Authors: Pugh ME et al., Chest 2014 Jul 146:159
Left heart disease was a more likely cause of pulmonary hypertension in an older population.
Pulmonary hypertension is being diagnosed in a growing number of older adults, but whether this trend is due to pulmonary arterial hypertension (PAH; pulmonary hypertension not secondary to left heart disease or intrinsic lung disease) or alternate causes is unknown. Because therapies for PAH are unique, determining the etiology of pulmonary hypertension is important.
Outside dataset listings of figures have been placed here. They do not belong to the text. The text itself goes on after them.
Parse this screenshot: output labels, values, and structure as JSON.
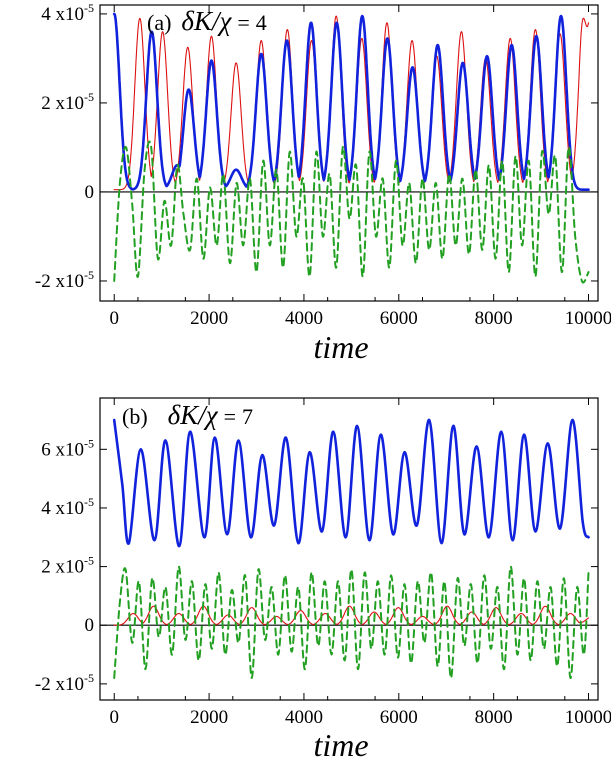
{
  "chart_data": [
    {
      "type": "line",
      "panel": "(a)",
      "annotation": {
        "label": "(a)",
        "param_symbol": "δK/χ",
        "equals": "=",
        "param_value": "4"
      },
      "xlabel": "time",
      "ylabel": "",
      "xlim": [
        -300,
        10200
      ],
      "ylim": [
        -2.45e-05,
        4.2e-05
      ],
      "x_ticks": [
        0,
        2000,
        4000,
        6000,
        8000,
        10000
      ],
      "x_tick_labels": [
        "0",
        "2000",
        "4000",
        "6000",
        "8000",
        "10000"
      ],
      "y_ticks": [
        {
          "value": 4e-05,
          "mantissa": "4 x10",
          "exp": "-5"
        },
        {
          "value": 2e-05,
          "mantissa": "2 x10",
          "exp": "-5"
        },
        {
          "value": 0,
          "mantissa": "0",
          "exp": ""
        },
        {
          "value": -2e-05,
          "mantissa": "-2 x10",
          "exp": "-5"
        }
      ],
      "zero_line": true,
      "series": [
        {
          "color": "#dd1111",
          "width": 1.1,
          "dash": "",
          "peaks": [
            [
              540,
              3.9e-05
            ],
            [
              1020,
              3.6e-05
            ],
            [
              1550,
              3.25e-05
            ],
            [
              2050,
              3.5e-05
            ],
            [
              2570,
              2.9e-05
            ],
            [
              3100,
              3.4e-05
            ],
            [
              3650,
              3.65e-05
            ],
            [
              4160,
              3.4e-05
            ],
            [
              4680,
              3.95e-05
            ],
            [
              5220,
              3.45e-05
            ],
            [
              5750,
              3.8e-05
            ],
            [
              6280,
              3.4e-05
            ],
            [
              6800,
              3.05e-05
            ],
            [
              7320,
              3.6e-05
            ],
            [
              7830,
              3e-05
            ],
            [
              8350,
              3.45e-05
            ],
            [
              8880,
              3.65e-05
            ],
            [
              9400,
              3.55e-05
            ],
            [
              9900,
              4e-05
            ]
          ],
          "peak_width": 150,
          "base": 5e-07,
          "end": [
            10000,
            3.8e-05
          ]
        },
        {
          "color": "#1122dd",
          "width": 2.6,
          "dash": "",
          "peaks": [
            [
              0,
              4e-05
            ],
            [
              790,
              3.6e-05
            ],
            [
              1330,
              6e-06
            ],
            [
              1570,
              2.3e-05
            ],
            [
              2050,
              2.95e-05
            ],
            [
              2570,
              5e-06
            ],
            [
              3100,
              3.1e-05
            ],
            [
              3640,
              3.4e-05
            ],
            [
              4150,
              3.8e-05
            ],
            [
              4690,
              3.8e-05
            ],
            [
              5230,
              3.95e-05
            ],
            [
              5760,
              3.45e-05
            ],
            [
              6290,
              2.8e-05
            ],
            [
              6820,
              3.3e-05
            ],
            [
              7350,
              2.9e-05
            ],
            [
              7860,
              3.05e-05
            ],
            [
              8380,
              3.3e-05
            ],
            [
              8900,
              3.5e-05
            ],
            [
              9420,
              3.95e-05
            ]
          ],
          "peak_width": 160,
          "base": 5e-07,
          "end": [
            10000,
            5e-07
          ]
        },
        {
          "color": "#22a022",
          "width": 2.0,
          "dash": "7,5",
          "curve": "oscillating",
          "x": [
            0,
            120,
            250,
            380,
            500,
            640,
            780,
            920,
            1060,
            1200,
            1330,
            1460,
            1600,
            1740,
            1880,
            2020,
            2160,
            2300,
            2440,
            2580,
            2720,
            2860,
            3000,
            3140,
            3280,
            3420,
            3560,
            3700,
            3840,
            3980,
            4120,
            4260,
            4400,
            4540,
            4680,
            4820,
            4960,
            5100,
            5240,
            5380,
            5520,
            5660,
            5800,
            5940,
            6080,
            6220,
            6360,
            6500,
            6640,
            6780,
            6920,
            7060,
            7200,
            7340,
            7480,
            7620,
            7760,
            7900,
            8040,
            8180,
            8320,
            8460,
            8600,
            8740,
            8880,
            9020,
            9160,
            9300,
            9440,
            9580,
            9720,
            9860,
            10000
          ],
          "y": [
            -2e-05,
            2e-06,
            1e-05,
            -3e-06,
            -1.9e-05,
            5e-06,
            1e-05,
            -1.5e-05,
            -2e-06,
            -1.2e-05,
            6e-06,
            -5e-06,
            -1.3e-05,
            3e-06,
            -1.5e-05,
            1e-06,
            -1.2e-05,
            4e-06,
            -1.6e-05,
            2e-06,
            -1.2e-05,
            3e-06,
            -1.8e-05,
            7e-06,
            -1.2e-05,
            5e-06,
            -1.7e-05,
            9e-06,
            -1e-05,
            3e-06,
            -1.9e-05,
            9e-06,
            -1e-05,
            4e-06,
            -1.7e-05,
            1e-05,
            -6e-06,
            6e-06,
            -1.9e-05,
            9e-06,
            -1e-05,
            3e-06,
            -1.7e-05,
            7e-06,
            -1.2e-05,
            2e-06,
            -1.6e-05,
            3e-06,
            -1.3e-05,
            2e-06,
            -1.5e-05,
            4e-06,
            -1.2e-05,
            3e-06,
            -1.4e-05,
            5e-06,
            -1.3e-05,
            6e-06,
            -1.5e-05,
            7e-06,
            -1.8e-05,
            8e-06,
            -1.2e-05,
            7e-06,
            -1.9e-05,
            9e-06,
            -5e-06,
            8e-06,
            -1.8e-05,
            1e-05,
            -1e-05,
            -2e-05,
            -1.8e-05
          ]
        }
      ]
    },
    {
      "type": "line",
      "panel": "(b)",
      "annotation": {
        "label": "(b)",
        "param_symbol": "δK/χ",
        "equals": "=",
        "param_value": "7"
      },
      "xlabel": "time",
      "ylabel": "",
      "xlim": [
        -300,
        10200
      ],
      "ylim": [
        -2.55e-05,
        7.75e-05
      ],
      "x_ticks": [
        0,
        2000,
        4000,
        6000,
        8000,
        10000
      ],
      "x_tick_labels": [
        "0",
        "2000",
        "4000",
        "6000",
        "8000",
        "10000"
      ],
      "y_ticks": [
        {
          "value": 6e-05,
          "mantissa": "6 x10",
          "exp": "-5"
        },
        {
          "value": 4e-05,
          "mantissa": "4 x10",
          "exp": "-5"
        },
        {
          "value": 2e-05,
          "mantissa": "2 x10",
          "exp": "-5"
        },
        {
          "value": 0,
          "mantissa": "0",
          "exp": ""
        },
        {
          "value": -2e-05,
          "mantissa": "-2 x10",
          "exp": "-5"
        }
      ],
      "zero_line": true,
      "series": [
        {
          "color": "#1122dd",
          "width": 2.6,
          "dash": "",
          "curve": "oscillating",
          "x": [
            0,
            170,
            310,
            560,
            850,
            1080,
            1370,
            1600,
            1900,
            2120,
            2380,
            2620,
            2880,
            3120,
            3370,
            3620,
            3880,
            4120,
            4380,
            4620,
            4880,
            5120,
            5380,
            5620,
            5880,
            6120,
            6380,
            6640,
            6900,
            7150,
            7380,
            7640,
            7900,
            8160,
            8400,
            8640,
            8880,
            9140,
            9400,
            9660,
            9880,
            10000
          ],
          "y": [
            7e-05,
            4.8e-05,
            2.8e-05,
            6e-05,
            2.9e-05,
            6.3e-05,
            2.7e-05,
            6.6e-05,
            3e-05,
            6.4e-05,
            3.1e-05,
            6.3e-05,
            3e-05,
            5.8e-05,
            3.4e-05,
            6.4e-05,
            2.8e-05,
            5.9e-05,
            3.2e-05,
            6.6e-05,
            3e-05,
            6.8e-05,
            2.9e-05,
            6.5e-05,
            3.1e-05,
            5.9e-05,
            3.4e-05,
            7e-05,
            2.8e-05,
            6.8e-05,
            3.1e-05,
            6.1e-05,
            3e-05,
            6.6e-05,
            2.9e-05,
            6.5e-05,
            3.2e-05,
            6.2e-05,
            3.3e-05,
            7e-05,
            3.5e-05,
            3e-05
          ]
        },
        {
          "color": "#dd1111",
          "width": 1.1,
          "dash": "",
          "peaks": [
            [
              400,
              4e-06
            ],
            [
              830,
              6.5e-06
            ],
            [
              1360,
              4e-06
            ],
            [
              1880,
              6.5e-06
            ],
            [
              2400,
              3.5e-06
            ],
            [
              2900,
              6e-06
            ],
            [
              3420,
              3e-06
            ],
            [
              3930,
              5e-06
            ],
            [
              4450,
              4e-06
            ],
            [
              4960,
              6.5e-06
            ],
            [
              5480,
              4.5e-06
            ],
            [
              5990,
              6e-06
            ],
            [
              6500,
              3e-06
            ],
            [
              7020,
              6.5e-06
            ],
            [
              7540,
              4.5e-06
            ],
            [
              8050,
              6e-06
            ],
            [
              8580,
              4e-06
            ],
            [
              9090,
              6.5e-06
            ],
            [
              9620,
              4e-06
            ]
          ],
          "peak_width": 150,
          "base": 0.0,
          "end": [
            10000,
            2.5e-06
          ]
        },
        {
          "color": "#22a022",
          "width": 2.0,
          "dash": "7,5",
          "curve": "oscillating",
          "x": [
            0,
            120,
            240,
            380,
            520,
            660,
            800,
            940,
            1080,
            1220,
            1360,
            1500,
            1640,
            1780,
            1920,
            2060,
            2200,
            2340,
            2480,
            2620,
            2760,
            2900,
            3040,
            3180,
            3320,
            3460,
            3600,
            3740,
            3880,
            4020,
            4160,
            4300,
            4440,
            4580,
            4720,
            4860,
            5000,
            5140,
            5280,
            5420,
            5560,
            5700,
            5840,
            5980,
            6120,
            6260,
            6400,
            6540,
            6680,
            6820,
            6960,
            7100,
            7240,
            7380,
            7520,
            7660,
            7800,
            7940,
            8080,
            8220,
            8360,
            8500,
            8640,
            8780,
            8920,
            9060,
            9200,
            9340,
            9480,
            9620,
            9760,
            9900,
            10000
          ],
          "y": [
            -1.8e-05,
            8e-06,
            1.9e-05,
            -6e-06,
            1.5e-05,
            -1.5e-05,
            1.6e-05,
            -4e-06,
            1.3e-05,
            -1e-05,
            2e-05,
            -5e-06,
            1.5e-05,
            -1.2e-05,
            1.4e-05,
            -8e-06,
            1.8e-05,
            -1e-05,
            1.2e-05,
            -6e-06,
            1.7e-05,
            -1.8e-05,
            1.9e-05,
            -5e-06,
            1.3e-05,
            -1e-05,
            1.7e-05,
            -9e-06,
            1.3e-05,
            -1.5e-05,
            1.8e-05,
            -7e-06,
            1.5e-05,
            -1e-05,
            1.5e-05,
            -1.2e-05,
            1.9e-05,
            -1.5e-05,
            1.8e-05,
            -8e-06,
            1.5e-05,
            -1e-05,
            1.7e-05,
            -1.1e-05,
            1.4e-05,
            -1.3e-05,
            1.5e-05,
            -6e-06,
            1.8e-05,
            -1.4e-05,
            1.5e-05,
            -1.8e-05,
            1.6e-05,
            -7e-06,
            1.4e-05,
            -1.3e-05,
            1.7e-05,
            -8e-06,
            1.3e-05,
            -1.5e-05,
            2e-05,
            -1e-05,
            1.6e-05,
            -1.2e-05,
            1.5e-05,
            -8e-06,
            1.3e-05,
            -1.4e-05,
            1.6e-05,
            -1.8e-05,
            1.3e-05,
            -1e-05,
            1.8e-05
          ]
        }
      ]
    }
  ]
}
Investigators at Vanderbilt University examined 246 older patients (age, greater than 65) who were referred for initial evaluation of pulmonary hypertension during 15 years. Most patients were women (78%), and mean age was 73. Left heart disease (WHO group 2) was the most common cause of pulmonary hypertension (28%), with most such patients having preserved systolic function. PAH was diagnosed in only 36 patients (14%), and three quarters of these cases were associated with connective tissue disease. In 17% of cases, multiple etiologies contributed to pulmonary hypertension.
This study demonstrates that older patients can present with PAH, but PAH is quite rare in this group. This finding emphasizes the need for thorough evaluation before initiation of PAH-specific treatments in older patients in whom elevated systolic pulmonary artery pressures are detected.